Dr. Carmella Percy presented, and long-time recruiters Ann Benson and Jim Nicholas were also there. “The underlying subtext of the presentation that I walked away with was, ‘this is a family’”

Mayz attended the USACS dinners (then EMP) every year. After residency, Mayz headed to the University of Michigan for a fellowship in pediatric emergency medicine and started moonlighting at USACS’ site at Ascension Genesys Hospital in Grand Blanc. “I got to teach and train residents and be a part of USACS, and had a great time working there,” he recalled.

By the time he was finished, Mayz was married and looking for leadership positions. He became Assistant Director at a USACS site in Joliet, Illinois. Shortly afterward, his director, Dr. Amer Aldeen, moved into leadership as head of CEME, and Mayz became associate director and eventually, director. Everything was on track. He was living his dream.

Personal and Professional Tragedy

“I had moved up to leadership very quickly,” Mayz said. “And then in that process, tragedy struck.” Mayz had been married for seven years, having met his wife in a college church group. Then one day, he came home from work to find she had left him.

Four months later, for business reasons, the contract ended at the Joliet site. “It was a quick rise and fall. And it was a super, super difficult time for me on multiple levels,” Mayz said.

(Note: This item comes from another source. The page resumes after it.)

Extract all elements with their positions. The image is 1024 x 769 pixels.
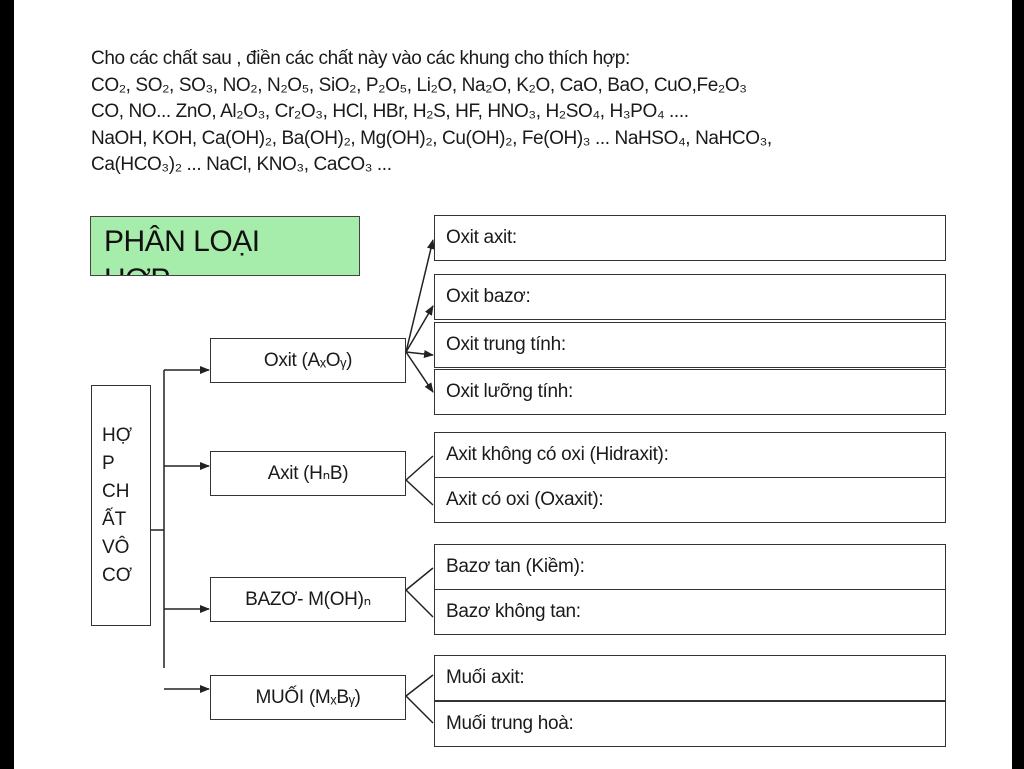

To begin with Mayz had just finished working hard with his team to make sure USACS kept the Joliet contract. He felt like he put his blood, sweat, and tears into it, asking the colleagues who reported to him to act above and beyond. They kept the contract, but then USACS pulled out anyway. Neither he nor anyone else who had worked so hard for him had a job any more.

Then there was his marriage. He was getting divorced, and the dissolution had come as a huge shock. Mayz found himself jobless, separated, and in a place where he no friends or family to support him. But he still had his colleagues at USACS.

“At least through the personal part of it, my partners were really great, in that sometimes I just needed a shoulder to cry on, and they were there for me, and they were there to listen,” he said. “There were times when I needed them to cover shifts, and the stepped up and covered shifts. They came together knowing that I was going through a rough time personally to support me in whatever way I needed.”

Even when not at work, Mayz said he would get texts from various partners just checking in. Many invited him for a drink, or over to their family’s house for dinner. Mayz was trying to think about what the next step would be. He started talking to Dr. Mark Slabinski and Dr. Shawn Radford, who at the time was director of the Firefighters, USACS’ traveling physicians program. “They really came around and tried to find another spot for me to go.”

“They knew my heart was for me to still be in leadership. But at the same time, I needed to take a step back,” Mayz said. He decided to join the Firefighter program.

The USACS Family

Mayz’s first Firefighting post was at a USACS site in Albany. There, he found one of his colleagues had been through a similar personal experience – “one day he just asked if I wanted to chat for a while about it,” Mayz said. “How he handled it, how he went through the experience, and he just asked me, ‘do you need anything. If you need someone give me a call, I’ve been there.’”

Throughout the experience, from Joliet to Albany and to now, Mayz said USACS has lived up to its initial promise back at that recruiting dinner on Long Island. USACS truly is a family. And that family has been there for him.

“It’s not that everyone loves each other all the time and everything is always super… This is a family. You’re gonna win some, you’re gonna lose some, but if you have faith in the fact that everybody is committed to your well-being, you’re gonna pull through this one way or another.”